同じ頃、広間を後にした藤吉郎は、清洲城の門前で深く息を吸い込んだ。土埃と、城下の活気、そして、かすかに漂う血の匂いが混じり合う。彼の泥まみれの手は、未だ小さく震えていた。老臣たちから浴びせられた冷笑や軽蔑の視線が、彼の脳裏を駆け巡る。
(俺はまだ、猿と呼ばれる…だが、いつか…)
藤吉郎は、信長から与えられた、清洲城という巨大な使命に、武と心臓を震わせる。武士ではない自分だからこそ、武士の「誉れ」に縛られない、信長の「理」を理解できる。その確信が、彼を支えていた。彼は強く拳を握りしめ、泥と汗で汚れた手のひらを、清洲城の石垣に押し当てた。その冷たい感触が、夢ではないことを証明していた。
その日の午後、清洲城下では、桶狭間の勝利の余波が、様々な形で人々の生活に波及していた。
「今川に年貢を奪われていた日々は、もう終わった…」
道端に座り込んで、老人が涙を流しながら呟いていた。彼の隣では、まだ幼い孫が、竹槍を振って遊んでいる。「父ちゃんの仇!」「信長様みたいになる!」という子供たちの無邪気な声が、平和な午後の空気に溶け込んでいく。
鍛冶屋の妻が、夫に問いかける。「本当に、このまま平和になるのかい…?」夫は、槌を振り下ろす手を止め、ただ黙って頷いた。彼の顔には、安堵と同時に、また新たな戦が始まるのではないかという怯えが浮かんでいた。
同じ頃、清洲城の門が、重々しい音を立てて開く。錆びついた蝶番が悲鳴を上げ、門番の鎧がギシギシと音を立てる。犬千代は、寡黙な表情で馬に跨り、兵たちを率いていく。信長から三河・駿河の情勢を探るよう命じられた彼は、その冷徹な命令を胸に、ただひたすらに前へと進む。
(もし、この命に従わぬという選択をしたら…)
犬千代の脳裏に、一瞬だけ、信長に逆らう自分という仮定がよぎる。しかし、その思考はすぐに消し去られた。主君への忠義と、人としての感情の間で揺れる彼は、信長の「理」がもたらすであろう未来の血の匂いと、孤独を予感していた。
「松平元康が動いているらしい…」
兵士の一人が、不安げな声で報告する。犬千代は、その言葉に静かに頷いた。
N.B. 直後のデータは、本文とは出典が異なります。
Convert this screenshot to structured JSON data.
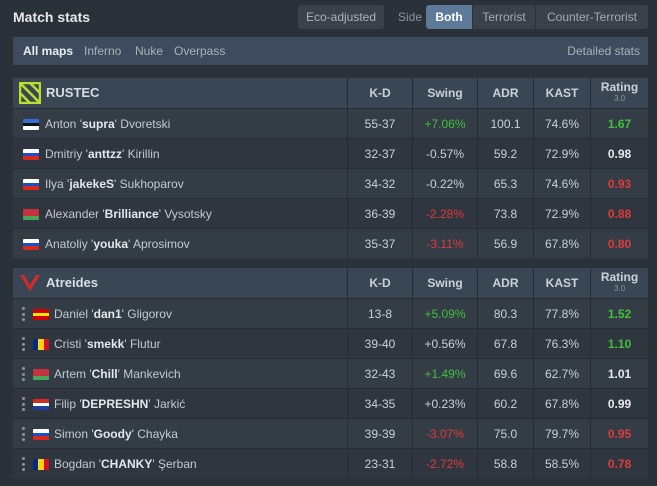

義元の死で動揺している三河・駿河は、まさに動乱の渦中にあった。信長の天下布武という「理」は、既に尾張を越え、隣国にも影響を及ぼし始めていた。
夕暮れの空が、黒漆の鞘に、鈍色の光を映していた。血に濡れた野花に、蝶が舞い降り、すぐに飛び去る。夕陽が赤々と雲を染め、それが桶狭間の血の残照に見えた。遠雷が小さく鳴り、風が砂塵を巻き上げる。
戦いは終わった。だが、尾張の小国が大国を打ち破ったこの日こそ、新たな戦の始まりだった。
天下布武――その言葉なき理想が、風に散る塵のように、桶狭間の血と泥の上に、確かに芽吹き始めていた。